Der Welpe aber schaute Emilia nur an, noch hatte er offensichtlich keine Ahnung, was sie von ihm wollte.
»Da haben wir aber noch Arbeit vor uns«, seufzte sie, während sie wieder davonstob und der Hund ihr freudig folgte.
»Es ist doch in Ordnung, dass ich Emilia eingeladen habe, zu mir zu kommen?«, wollte Anna von Sebastian wissen.
»Es war eine hervorragende Idee.« Es hatte Sebastian beeindruckt, wie schnell sie den offensichtlichen Angriff seiner Tochter mit einem Friedensabkommen beendet hatte.
»Du bleibst doch zum Abendessen, Anna?«, fragte Traudel.
»Sehr gern«, sagte sie, als Benedikt ihr aufmunternd zulächelte.
Irgendwann lag Nolan erschöpft in seinem Korb, der im Wohnzimmer stand, und Emilia setzte sich zu den anderen auf die Terrasse. Bald darauf war es Zeit für das Abendessen, und Traudel verwöhnte sie mit Nudelsalat und Fleischpflanzel.
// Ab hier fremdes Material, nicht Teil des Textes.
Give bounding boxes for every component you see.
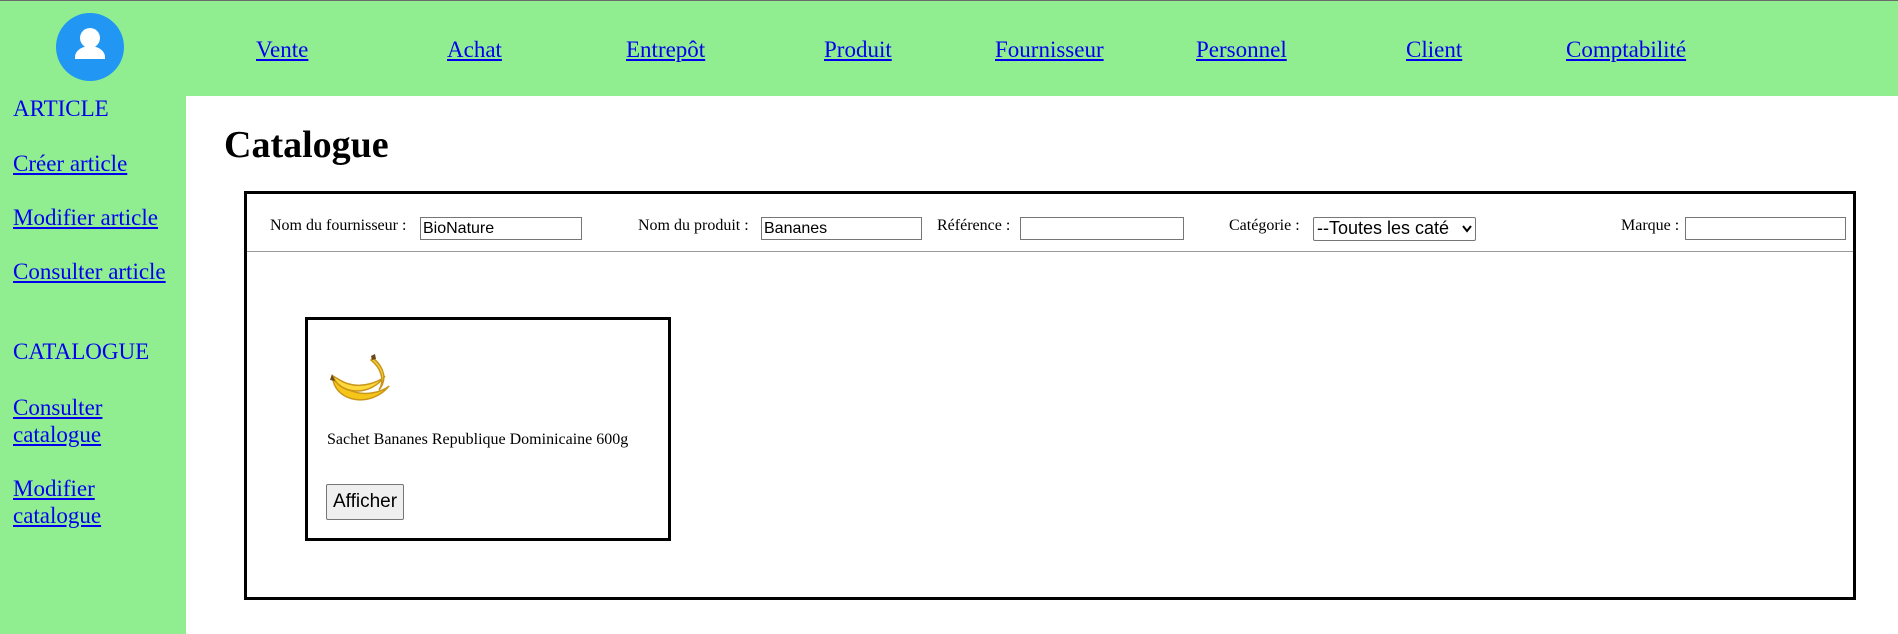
chevron-down-icon (1462, 225, 1472, 233)
category-label: Catégorie : (1229, 217, 1300, 234)
product-label: Nom du produit : (638, 217, 749, 234)
brand-label: Marque : (1621, 217, 1680, 234)
nav-link-client[interactable]: Client (1406, 37, 1462, 63)
brand-input[interactable] (1685, 217, 1846, 240)
nav-link-achat[interactable]: Achat (447, 37, 502, 63)
product-name: Sachet Bananes Republique Dominicaine 60… (327, 431, 629, 448)
nav-link-personnel[interactable]: Personnel (1196, 37, 1287, 63)
nav-link-fournisseur[interactable]: Fournisseur (995, 37, 1104, 63)
top-nav-bar: Vente Achat Entrepôt Produit Fournisseur… (0, 0, 1898, 96)
sidebar-heading-catalogue: CATALOGUE (13, 339, 150, 364)
sidebar-item-creer-article[interactable]: Créer article (13, 150, 183, 177)
user-avatar-icon[interactable] (56, 13, 124, 81)
reference-input[interactable] (1020, 217, 1184, 240)
nav-link-entrepot[interactable]: Entrepôt (626, 37, 705, 63)
page-title: Catalogue (224, 124, 389, 166)
nav-link-comptabilite[interactable]: Comptabilité (1566, 37, 1686, 63)
sidebar: ARTICLE Créer article Modifier article C… (0, 96, 186, 634)
supplier-input[interactable] (420, 217, 582, 240)
sidebar-item-modifier-article[interactable]: Modifier article (13, 204, 183, 231)
nav-link-vente[interactable]: Vente (256, 37, 308, 63)
afficher-button[interactable]: Afficher (326, 484, 405, 520)
sidebar-item-consulter-article[interactable]: Consulter article (13, 258, 183, 285)
product-input[interactable] (761, 217, 922, 240)
banana-icon (330, 354, 390, 401)
reference-label: Référence : (937, 217, 1011, 234)
category-select[interactable]: --Toutes les caté (1313, 217, 1476, 241)
nav-link-produit[interactable]: Produit (824, 37, 892, 63)
filter-row: Nom du fournisseur : Nom du produit : Ré… (247, 194, 1853, 252)
catalogue-panel: Nom du fournisseur : Nom du produit : Ré… (244, 191, 1856, 600)
product-card: Sachet Bananes Republique Dominicaine 60… (305, 317, 671, 541)
supplier-label: Nom du fournisseur : (270, 217, 407, 234)
sidebar-item-consulter-catalogue[interactable]: Consulter catalogue (13, 394, 183, 448)
category-select-value: --Toutes les caté (1317, 218, 1450, 238)
sidebar-heading-article: ARTICLE (13, 96, 109, 121)
sidebar-item-modifier-catalogue[interactable]: Modifier catalogue (13, 475, 183, 529)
»Wieso schenkt ihr eurem Patenkind nicht etwas, was es jetzt dringend braucht?«, sagte Emilia, als ihr Vater und Anna sich während des Abendessens darüber unterhielten, was sie für Bastian tun könnten.
»An was hast du gedacht?«, fragte Sebastian.
»Ihr könntet Sabine Gutscheine für die Drogerie besorgen. Windeln, Babyklamotten, Babynahrung, da gibt es doch alles, was der Kleine braucht. Und Anna kann doch ungefähr abschätzen, was da so zusammen kommt.«
»Spatz, das ist eine großartige Idee«, sagte Sebastian und küsste seine Tochter auf die Wange.
»Das finde ich auch, genau das sollten wir tun.« Anna sah Emilia beeindruckt an.
»Mama hat immer gesagt, ich besitze einen Sinn für das Praktische.«
»Womit sie recht hatte«, stimmte Sebastian ihr zu.
Nach dem Abendessen gelang es Benedikt, die anderen zum gemeinsamen Kartenspiel zu überreden, was ihm große Freude bereitete.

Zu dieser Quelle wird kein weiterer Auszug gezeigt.